A connector wires intake in <30 lines
import "std/triggers"
let intake = webhook_intake_register({
id: "github",
path: "/hooks/github",
secret: secret_get("github/webhook-secret"),
signature_header: "x-hub-signature-256",
delivery_id_header: "x-github-delivery",
topic: "github.events",
})
// In your inbound HTTP handler:
let outcome = webhook_intake_feed(intake.id, {
headers: request.headers,
body: request.body,
path: request.path,
})
if outcome.status == "rejected" {
return { status: 401, body: outcome.reason }
}
return { status: 202 }
Audit and observability
- Accepted deliveries land on the topic the connector chose.

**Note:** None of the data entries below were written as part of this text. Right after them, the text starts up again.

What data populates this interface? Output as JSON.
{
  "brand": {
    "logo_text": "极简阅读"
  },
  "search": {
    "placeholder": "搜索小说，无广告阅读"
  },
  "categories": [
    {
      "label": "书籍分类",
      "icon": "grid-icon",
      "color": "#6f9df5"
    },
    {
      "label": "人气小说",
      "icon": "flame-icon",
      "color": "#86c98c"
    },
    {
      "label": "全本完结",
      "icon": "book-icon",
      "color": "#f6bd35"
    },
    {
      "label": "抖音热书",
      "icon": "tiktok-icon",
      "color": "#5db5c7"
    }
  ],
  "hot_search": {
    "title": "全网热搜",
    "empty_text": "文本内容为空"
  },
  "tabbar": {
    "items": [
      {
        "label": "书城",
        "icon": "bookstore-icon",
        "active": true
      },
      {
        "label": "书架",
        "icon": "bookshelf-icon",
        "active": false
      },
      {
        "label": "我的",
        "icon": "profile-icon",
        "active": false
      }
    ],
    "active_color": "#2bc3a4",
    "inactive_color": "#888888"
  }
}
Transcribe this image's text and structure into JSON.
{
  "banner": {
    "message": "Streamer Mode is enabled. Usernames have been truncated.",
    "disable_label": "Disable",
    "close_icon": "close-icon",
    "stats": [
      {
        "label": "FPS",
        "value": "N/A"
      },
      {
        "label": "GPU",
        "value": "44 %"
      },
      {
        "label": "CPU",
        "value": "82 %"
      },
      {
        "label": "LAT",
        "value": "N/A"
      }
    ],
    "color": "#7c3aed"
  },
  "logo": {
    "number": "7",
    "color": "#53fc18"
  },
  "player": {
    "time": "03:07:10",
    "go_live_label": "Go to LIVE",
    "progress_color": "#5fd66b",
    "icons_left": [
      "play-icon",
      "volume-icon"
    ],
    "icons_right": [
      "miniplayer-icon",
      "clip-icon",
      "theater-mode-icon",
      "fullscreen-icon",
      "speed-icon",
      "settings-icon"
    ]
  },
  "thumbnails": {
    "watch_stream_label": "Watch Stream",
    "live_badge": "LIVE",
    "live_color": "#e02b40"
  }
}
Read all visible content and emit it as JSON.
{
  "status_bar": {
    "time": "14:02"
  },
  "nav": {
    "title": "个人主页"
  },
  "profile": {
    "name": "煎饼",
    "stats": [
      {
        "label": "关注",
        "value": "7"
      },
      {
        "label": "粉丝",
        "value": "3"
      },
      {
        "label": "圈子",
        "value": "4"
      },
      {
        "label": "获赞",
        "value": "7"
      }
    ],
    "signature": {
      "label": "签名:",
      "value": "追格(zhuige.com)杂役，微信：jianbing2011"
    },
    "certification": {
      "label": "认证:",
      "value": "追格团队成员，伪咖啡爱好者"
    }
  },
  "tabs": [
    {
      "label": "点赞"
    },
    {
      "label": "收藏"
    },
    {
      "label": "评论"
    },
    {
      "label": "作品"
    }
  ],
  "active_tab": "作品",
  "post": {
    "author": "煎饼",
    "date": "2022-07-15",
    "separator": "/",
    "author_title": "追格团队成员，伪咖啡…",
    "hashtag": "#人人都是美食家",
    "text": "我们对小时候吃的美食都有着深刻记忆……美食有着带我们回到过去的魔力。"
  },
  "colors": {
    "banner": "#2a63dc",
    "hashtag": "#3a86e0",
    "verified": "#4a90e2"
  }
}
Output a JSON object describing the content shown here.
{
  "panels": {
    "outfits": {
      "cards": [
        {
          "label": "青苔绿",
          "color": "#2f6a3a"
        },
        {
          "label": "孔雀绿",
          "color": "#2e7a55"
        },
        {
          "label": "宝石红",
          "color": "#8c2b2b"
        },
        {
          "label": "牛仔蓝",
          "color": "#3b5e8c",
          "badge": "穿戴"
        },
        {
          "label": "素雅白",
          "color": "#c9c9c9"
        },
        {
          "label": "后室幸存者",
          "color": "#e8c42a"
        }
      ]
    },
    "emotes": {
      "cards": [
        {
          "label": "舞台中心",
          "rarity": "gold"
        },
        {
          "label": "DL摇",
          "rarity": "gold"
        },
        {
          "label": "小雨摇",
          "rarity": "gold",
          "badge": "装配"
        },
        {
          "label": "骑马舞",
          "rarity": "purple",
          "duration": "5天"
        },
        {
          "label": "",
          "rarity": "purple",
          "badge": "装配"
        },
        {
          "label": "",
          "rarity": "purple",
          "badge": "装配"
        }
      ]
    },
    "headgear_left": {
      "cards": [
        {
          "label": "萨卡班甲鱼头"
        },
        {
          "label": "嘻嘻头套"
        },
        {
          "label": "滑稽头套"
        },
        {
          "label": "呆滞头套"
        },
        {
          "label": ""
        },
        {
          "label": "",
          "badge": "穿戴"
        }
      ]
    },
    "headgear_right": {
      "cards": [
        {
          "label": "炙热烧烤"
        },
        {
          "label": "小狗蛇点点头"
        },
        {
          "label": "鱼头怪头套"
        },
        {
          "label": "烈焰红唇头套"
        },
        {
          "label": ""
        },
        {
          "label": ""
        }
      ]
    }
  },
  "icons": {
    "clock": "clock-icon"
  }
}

- Rejections are appended to
triggers.webhook_intake.rejectionswith the intake id, the configured topic, the path, and the reason. This is the audit trail when a forge sends a bad signature, a missing delivery id, or hits the wrong path. - Delivery-id claims are written to the existing trigger inbox topic, so dedupe survives process restart for the configured TTL.
Replay fixtures
webhook_intake_feed does not require a live HTTP listener. To drive
the substrate from a recorded delivery in a test or replay job, build the
request dict directly:
let outcome = webhook_intake_feed("github", {
headers: load_json("fixtures/github_pr_opened_headers.json"),
body: read_file("fixtures/github_pr_opened.body"),
})
The connector contract [[fixtures]] blocks (see
connector authoring) compose the same way:
each fixture is just a (headers, body) pair the harness feeds in.
Boundary
This substrate intentionally does not know about GitHub, GitLab, Linear, Slack, etc. It is the shared cross-forge plumbing used by every connector. Per-forge event mapping lives in each connector repo (e.g. harn-github-connector).